The Clark contingent to Vienna includes key members of a United Nations initiative known as aids2031, a global consortium of partners who have come together to look at what we have learned about the AIDS response as well as consider the implications of the changing world around AIDS.
Supported by grants of approximately $4 million, Clark hosts the aids2031 coordination unit, led by Heidi Larson, executive director of the aids2031 project and associate research professor of International Development and Social Change. Clark also leads the project’s Social Drivers Group, which examines key social, political and economic factors that drive the AIDS epidemic. William Fisher, director of the International Development, Community and Environment (IDCE) Department at Clark, leads this working group.

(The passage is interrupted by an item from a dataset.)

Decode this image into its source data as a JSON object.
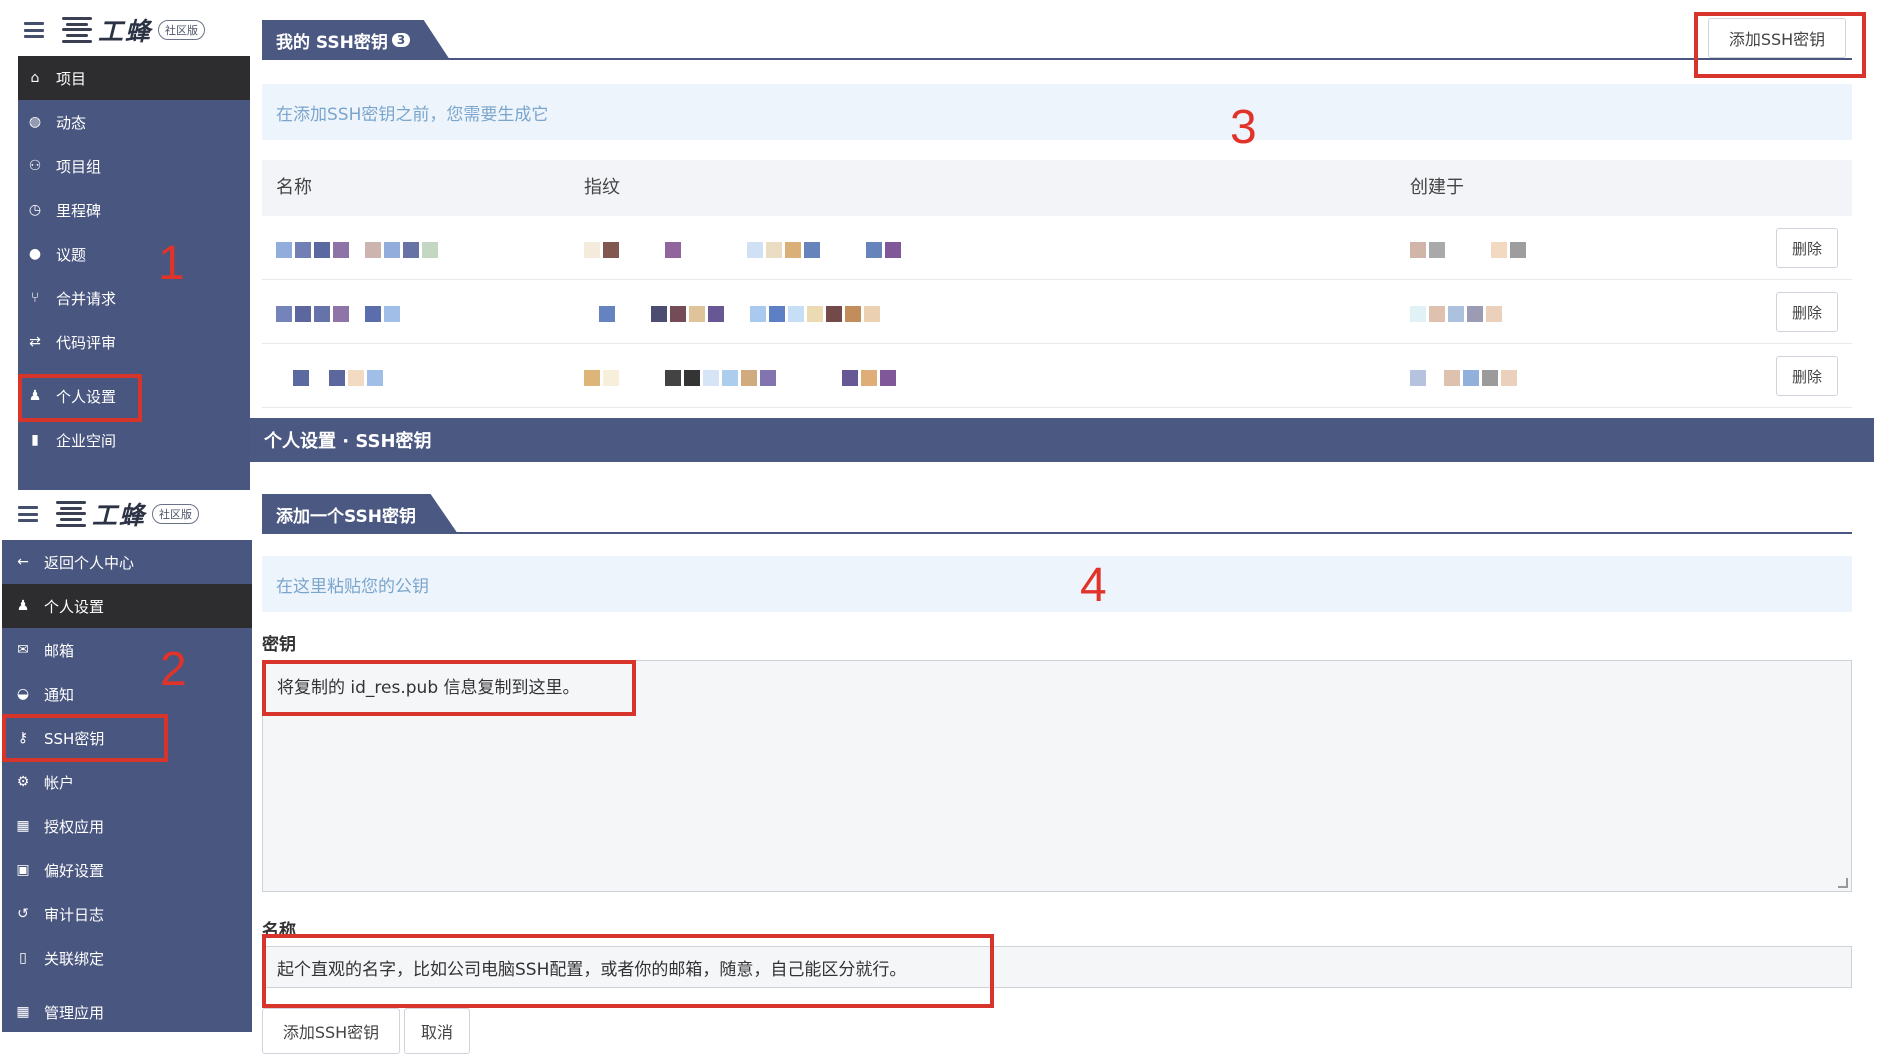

Anne Hendrixson, assistant director of aids2031 and Clark graduate (IDSC/M.A. '07), also will attend the Vienna conference, along with Clark alumna Carly Edwards (IDSC/M.A. '10).
“The work of the Social Drivers Group convincingly demonstrates that we have the resources and the knowledge to mount a truly transformative response to HIV and AIDS.” ~ William Fisher, Director, IDCE
The Social Drivers Group of aids2031 will moderate “Revolutionizing the AIDS Response by Addressing Social Drivers,” a conversation among experts about how to address the social drivers and structural factors in the long-term response to the AIDS epidemic, in a satellite session of the AIDS 2010 conference, on Thursday, July 22,
The Vienna AIDS 2010 conference organizers write: “With a global economic crisis threatening to undermine public investments, the conference will help keep HIV on the front burner, and is a chance to demonstrate the importance of continued HIV investments to broader health and development goals. AIDS 2010 is also an opportunity to highlight the critical connection between human rights and HIV; a dialogue begun in earnest in Mexico City in 2008.”
Organizers announced recently that former President Bill Clinton, founder of the William J. Clinton Foundation and 42nd President of the United States, and South African Health Minister Aaron Motsoaledi will be among the many high-level speakers who will address the conference. Clinton’s keynote address is slated for Monday, July 19.
Other Clark University faculty engaged in the aids2031 effort include: David Bell, IDCE Associate Director and Associate Professor of Practice in IDSC; Ellen Foley, assistant professor of IDSC; Rob Goble, IDCE Research Professor of Environmental Science & Policy; and Barbara Thomas-Slayter, IDCE research professor. In June, they hosted a workshop of Social Capital and HIV at Schloss Leopoldskron in Salzburg, Austria.
The year 2031 will mark 50 years since the first report of AIDS. This December, the aids2031 initiative plans to launch its final report, titled "AIDS – Taking the Long-term View." The findings and recommendations are expected to be the centerpiece for a series of public conversations and roundtables with political, research and business leaders around the world. (December 1 is World AIDS Day.)